Police the streets, not our morals
THE job of the police is to maintain law and order. It is not to act as judge and jury.
It is the cornerstone of our legal system that anyone suspected of a crime is innocent until proven guilty. Damian Green is not being accused of any crime, yet two embittered ex-detectives have put him in the dock of public opinion and pronounced him guilty of looking at dirty pictures.
This has the potential to get Mr Green fired as First Secretary, and ruin his political career.
That is clearly the outcome Bob Quick and Neil Lewis desire.
It’s an outrageous interference in our democratic process by two former officers who ought to know better. It damages public trust in the police and smacks of the kind of behaviour more usually found in a police state.
If Quick and Lewis want one of those, they should ship themselves out to Russia.
The special powers police officers enjoy are conditional on honouring the special trust we place in them. No police officer past or present should reveal private details uncovered in an operation which were irrelevant to the investigation they were conducting.

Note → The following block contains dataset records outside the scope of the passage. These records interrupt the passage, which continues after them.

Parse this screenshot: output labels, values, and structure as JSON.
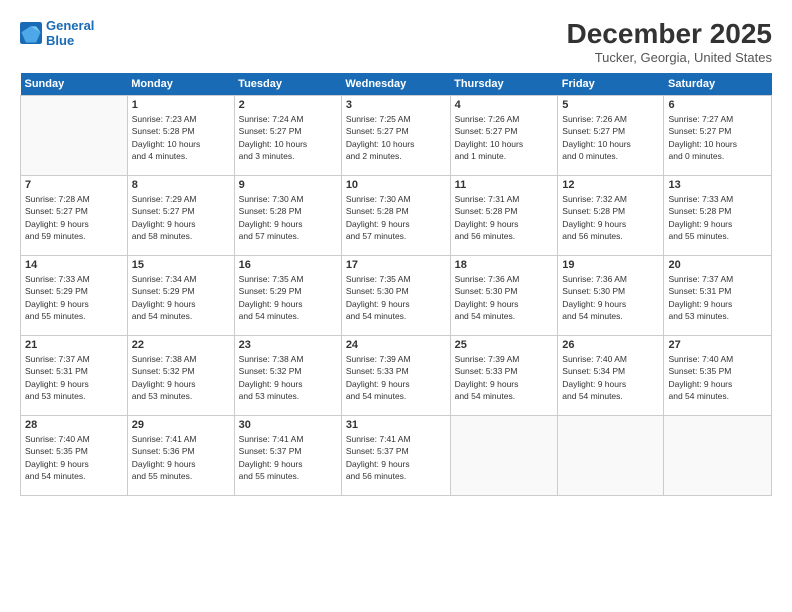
{
  "logo": {
    "line1": "General",
    "line2": "Blue"
  },
  "title": "December 2025",
  "subtitle": "Tucker, Georgia, United States",
  "header_color": "#1a6bb5",
  "days_of_week": [
    "Sunday",
    "Monday",
    "Tuesday",
    "Wednesday",
    "Thursday",
    "Friday",
    "Saturday"
  ],
  "weeks": [
    [
      {
        "num": "",
        "info": ""
      },
      {
        "num": "1",
        "info": "Sunrise: 7:23 AM\nSunset: 5:28 PM\nDaylight: 10 hours\nand 4 minutes."
      },
      {
        "num": "2",
        "info": "Sunrise: 7:24 AM\nSunset: 5:27 PM\nDaylight: 10 hours\nand 3 minutes."
      },
      {
        "num": "3",
        "info": "Sunrise: 7:25 AM\nSunset: 5:27 PM\nDaylight: 10 hours\nand 2 minutes."
      },
      {
        "num": "4",
        "info": "Sunrise: 7:26 AM\nSunset: 5:27 PM\nDaylight: 10 hours\nand 1 minute."
      },
      {
        "num": "5",
        "info": "Sunrise: 7:26 AM\nSunset: 5:27 PM\nDaylight: 10 hours\nand 0 minutes."
      },
      {
        "num": "6",
        "info": "Sunrise: 7:27 AM\nSunset: 5:27 PM\nDaylight: 10 hours\nand 0 minutes."
      }
    ],
    [
      {
        "num": "7",
        "info": "Sunrise: 7:28 AM\nSunset: 5:27 PM\nDaylight: 9 hours\nand 59 minutes."
      },
      {
        "num": "8",
        "info": "Sunrise: 7:29 AM\nSunset: 5:27 PM\nDaylight: 9 hours\nand 58 minutes."
      },
      {
        "num": "9",
        "info": "Sunrise: 7:30 AM\nSunset: 5:28 PM\nDaylight: 9 hours\nand 57 minutes."
      },
      {
        "num": "10",
        "info": "Sunrise: 7:30 AM\nSunset: 5:28 PM\nDaylight: 9 hours\nand 57 minutes."
      },
      {
        "num": "11",
        "info": "Sunrise: 7:31 AM\nSunset: 5:28 PM\nDaylight: 9 hours\nand 56 minutes."
      },
      {
        "num": "12",
        "info": "Sunrise: 7:32 AM\nSunset: 5:28 PM\nDaylight: 9 hours\nand 56 minutes."
      },
      {
        "num": "13",
        "info": "Sunrise: 7:33 AM\nSunset: 5:28 PM\nDaylight: 9 hours\nand 55 minutes."
      }
    ],
    [
      {
        "num": "14",
        "info": "Sunrise: 7:33 AM\nSunset: 5:29 PM\nDaylight: 9 hours\nand 55 minutes."
      },
      {
        "num": "15",
        "info": "Sunrise: 7:34 AM\nSunset: 5:29 PM\nDaylight: 9 hours\nand 54 minutes."
      },
      {
        "num": "16",
        "info": "Sunrise: 7:35 AM\nSunset: 5:29 PM\nDaylight: 9 hours\nand 54 minutes."
      },
      {
        "num": "17",
        "info": "Sunrise: 7:35 AM\nSunset: 5:30 PM\nDaylight: 9 hours\nand 54 minutes."
      },
      {
        "num": "18",
        "info": "Sunrise: 7:36 AM\nSunset: 5:30 PM\nDaylight: 9 hours\nand 54 minutes."
      },
      {
        "num": "19",
        "info": "Sunrise: 7:36 AM\nSunset: 5:30 PM\nDaylight: 9 hours\nand 54 minutes."
      },
      {
        "num": "20",
        "info": "Sunrise: 7:37 AM\nSunset: 5:31 PM\nDaylight: 9 hours\nand 53 minutes."
      }
    ],
    [
      {
        "num": "21",
        "info": "Sunrise: 7:37 AM\nSunset: 5:31 PM\nDaylight: 9 hours\nand 53 minutes."
      },
      {
        "num": "22",
        "info": "Sunrise: 7:38 AM\nSunset: 5:32 PM\nDaylight: 9 hours\nand 53 minutes."
      },
      {
        "num": "23",
        "info": "Sunrise: 7:38 AM\nSunset: 5:32 PM\nDaylight: 9 hours\nand 53 minutes."
      },
      {
        "num": "24",
        "info": "Sunrise: 7:39 AM\nSunset: 5:33 PM\nDaylight: 9 hours\nand 54 minutes."
      },
      {
        "num": "25",
        "info": "Sunrise: 7:39 AM\nSunset: 5:33 PM\nDaylight: 9 hours\nand 54 minutes."
      },
      {
        "num": "26",
        "info": "Sunrise: 7:40 AM\nSunset: 5:34 PM\nDaylight: 9 hours\nand 54 minutes."
      },
      {
        "num": "27",
        "info": "Sunrise: 7:40 AM\nSunset: 5:35 PM\nDaylight: 9 hours\nand 54 minutes."
      }
    ],
    [
      {
        "num": "28",
        "info": "Sunrise: 7:40 AM\nSunset: 5:35 PM\nDaylight: 9 hours\nand 54 minutes."
      },
      {
        "num": "29",
        "info": "Sunrise: 7:41 AM\nSunset: 5:36 PM\nDaylight: 9 hours\nand 55 minutes."
      },
      {
        "num": "30",
        "info": "Sunrise: 7:41 AM\nSunset: 5:37 PM\nDaylight: 9 hours\nand 55 minutes."
      },
      {
        "num": "31",
        "info": "Sunrise: 7:41 AM\nSunset: 5:37 PM\nDaylight: 9 hours\nand 56 minutes."
      },
      {
        "num": "",
        "info": ""
      },
      {
        "num": "",
        "info": ""
      },
      {
        "num": "",
        "info": ""
      }
    ]
  ]
}
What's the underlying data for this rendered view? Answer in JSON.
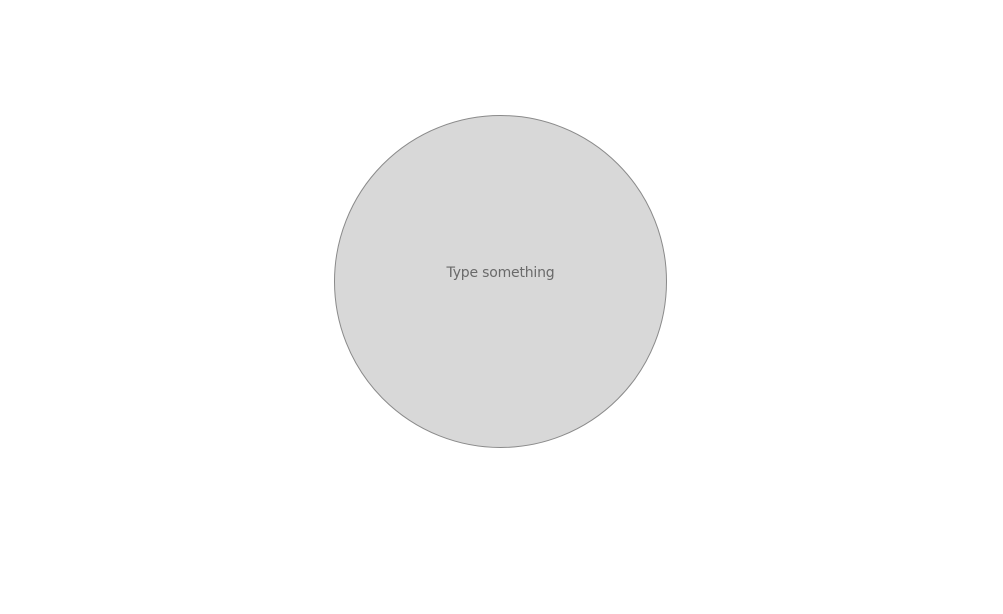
{
  "canvas": {
    "background_color": "#ffffff"
  },
  "shape": {
    "kind": "circle",
    "fill_color": "#d8d8d8",
    "border_color": "#8a8a8a",
    "placeholder": "Type something",
    "text_color": "#6a6a6a"
  }
}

If you are out with a secret lover and witness a crime, your public duty is to report it. You would not expect police to then trot round to your spouse to blow the whistle. It is not for them to pass judgment on morality.
Met Commissioner Cressida Dick now needs to urgently review employment contracts so that this can never happen again.
That means ensuring officers have an enduring duty of confidentiality, not just while they are serving but also once they have retired.
Officers must understand they can leave the police, but they will never be out of the reach of the long arm of the law.